R-button
The r-button (⊂⊃) is a short name for a relationship button (or buttons) that address the need for UI (user interface) elements representing the ability of two parties to relate as equals in a marketplace.
Here is a sample grapical r-button design:
The two sides are meant to represent "magnets" facing each other and the equals (=) symbol.
The left (⊂) side is the first party's, and the right (⊃) side is the second party's. For individuals these represent the first and second grammatical persons. They also map well to commercial dealings, where the ⊂ + ⊃ roles are customer + vendor. (They can also represent person + person, citizen + government, member + organization). Since these buttons are also characters that can be typed, they have broader utility than they might if they were just graphic elements.
For one example of how r-buttons might be used, see EmanciPay, and the r-button topic at the ProjectVRM blog.)

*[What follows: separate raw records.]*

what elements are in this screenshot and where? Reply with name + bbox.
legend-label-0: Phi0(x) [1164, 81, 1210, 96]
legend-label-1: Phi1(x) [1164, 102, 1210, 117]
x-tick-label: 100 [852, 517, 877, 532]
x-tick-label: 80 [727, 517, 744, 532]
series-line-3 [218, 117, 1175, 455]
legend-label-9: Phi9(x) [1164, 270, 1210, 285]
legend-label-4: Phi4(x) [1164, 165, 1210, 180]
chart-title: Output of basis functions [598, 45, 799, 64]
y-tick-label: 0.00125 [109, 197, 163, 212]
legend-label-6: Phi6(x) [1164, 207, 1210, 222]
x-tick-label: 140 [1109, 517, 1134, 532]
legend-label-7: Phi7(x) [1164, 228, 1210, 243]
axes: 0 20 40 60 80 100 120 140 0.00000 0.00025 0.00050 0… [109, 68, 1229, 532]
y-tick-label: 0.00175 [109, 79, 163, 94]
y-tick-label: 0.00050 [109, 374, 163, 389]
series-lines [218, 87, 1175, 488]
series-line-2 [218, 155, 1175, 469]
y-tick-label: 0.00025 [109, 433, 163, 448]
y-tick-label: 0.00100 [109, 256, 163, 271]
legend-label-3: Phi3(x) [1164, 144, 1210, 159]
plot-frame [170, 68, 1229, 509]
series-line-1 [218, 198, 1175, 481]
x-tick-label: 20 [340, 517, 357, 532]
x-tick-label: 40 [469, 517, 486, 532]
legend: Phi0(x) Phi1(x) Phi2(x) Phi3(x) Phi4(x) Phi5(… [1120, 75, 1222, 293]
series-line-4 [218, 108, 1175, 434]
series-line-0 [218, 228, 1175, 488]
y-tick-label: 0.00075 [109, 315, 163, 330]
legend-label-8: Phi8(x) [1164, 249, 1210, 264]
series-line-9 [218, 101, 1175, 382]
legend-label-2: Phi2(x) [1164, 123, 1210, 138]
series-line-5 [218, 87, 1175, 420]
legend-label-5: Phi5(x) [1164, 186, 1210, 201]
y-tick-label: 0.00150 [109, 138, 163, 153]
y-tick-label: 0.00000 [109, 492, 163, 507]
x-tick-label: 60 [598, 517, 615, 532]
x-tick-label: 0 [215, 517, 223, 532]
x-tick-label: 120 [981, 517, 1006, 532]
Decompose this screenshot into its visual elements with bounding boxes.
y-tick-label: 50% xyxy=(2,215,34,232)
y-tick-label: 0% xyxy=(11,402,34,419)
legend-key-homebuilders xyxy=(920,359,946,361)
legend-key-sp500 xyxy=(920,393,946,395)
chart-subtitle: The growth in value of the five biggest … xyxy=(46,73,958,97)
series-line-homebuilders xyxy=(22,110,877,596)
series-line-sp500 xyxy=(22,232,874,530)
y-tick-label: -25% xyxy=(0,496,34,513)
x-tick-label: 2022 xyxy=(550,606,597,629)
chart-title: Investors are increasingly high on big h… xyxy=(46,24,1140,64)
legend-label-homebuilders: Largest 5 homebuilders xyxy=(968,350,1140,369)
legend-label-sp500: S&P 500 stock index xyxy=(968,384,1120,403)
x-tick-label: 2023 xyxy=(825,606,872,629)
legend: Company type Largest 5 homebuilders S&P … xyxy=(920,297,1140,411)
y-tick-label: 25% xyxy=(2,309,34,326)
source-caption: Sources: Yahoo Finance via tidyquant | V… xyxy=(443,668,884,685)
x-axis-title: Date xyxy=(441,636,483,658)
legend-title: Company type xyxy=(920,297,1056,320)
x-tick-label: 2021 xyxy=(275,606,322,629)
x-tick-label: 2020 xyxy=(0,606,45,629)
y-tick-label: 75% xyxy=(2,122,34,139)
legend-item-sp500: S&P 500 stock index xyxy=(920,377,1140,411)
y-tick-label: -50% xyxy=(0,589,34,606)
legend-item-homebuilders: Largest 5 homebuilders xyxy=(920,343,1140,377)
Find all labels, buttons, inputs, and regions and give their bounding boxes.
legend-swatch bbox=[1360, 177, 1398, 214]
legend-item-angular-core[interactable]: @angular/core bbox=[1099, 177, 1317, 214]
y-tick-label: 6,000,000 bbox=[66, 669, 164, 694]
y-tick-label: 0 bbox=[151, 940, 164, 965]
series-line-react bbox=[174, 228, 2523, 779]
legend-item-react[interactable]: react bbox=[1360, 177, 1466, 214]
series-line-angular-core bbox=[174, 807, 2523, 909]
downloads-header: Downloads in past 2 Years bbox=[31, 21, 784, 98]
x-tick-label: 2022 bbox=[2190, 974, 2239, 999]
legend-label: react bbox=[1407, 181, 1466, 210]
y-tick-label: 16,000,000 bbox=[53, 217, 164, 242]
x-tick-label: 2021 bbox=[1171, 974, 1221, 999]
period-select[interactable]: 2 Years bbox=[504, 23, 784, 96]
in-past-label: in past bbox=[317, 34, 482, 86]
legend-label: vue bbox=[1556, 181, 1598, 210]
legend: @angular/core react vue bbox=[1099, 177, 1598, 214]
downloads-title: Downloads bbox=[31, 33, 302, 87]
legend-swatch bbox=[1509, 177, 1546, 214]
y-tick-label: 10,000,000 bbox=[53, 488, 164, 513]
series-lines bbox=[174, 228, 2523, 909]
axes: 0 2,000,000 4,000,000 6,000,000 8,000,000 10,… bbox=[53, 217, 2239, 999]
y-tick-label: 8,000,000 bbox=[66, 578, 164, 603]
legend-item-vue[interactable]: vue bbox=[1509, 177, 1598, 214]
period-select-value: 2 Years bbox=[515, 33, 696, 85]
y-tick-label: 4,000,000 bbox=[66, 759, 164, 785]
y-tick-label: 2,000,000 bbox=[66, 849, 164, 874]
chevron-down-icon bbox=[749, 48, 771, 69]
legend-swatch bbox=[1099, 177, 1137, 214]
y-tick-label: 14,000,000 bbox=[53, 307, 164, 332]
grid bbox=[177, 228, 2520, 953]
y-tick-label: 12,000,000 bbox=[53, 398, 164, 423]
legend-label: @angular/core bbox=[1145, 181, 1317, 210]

The purpose of the r-button is to open and represent relationships that are two-way rather than one-way — VRM meeting CRM, for example — and for scaffolding relationships based on freedom of contract rather than standard-form contracts of adhesion, which became defaulted as a mass-marketing norm in the Industrial Age, and leveraged further into pro forma dealings between companies and users in online markets. Adhesive contracts should be obsolete in a truly end-to-end and peer-to-peer marketplace, such as the Internet's protocols presume. R-buttons can help hasten that obsolescence while offering a new better way to represent relatings between equals.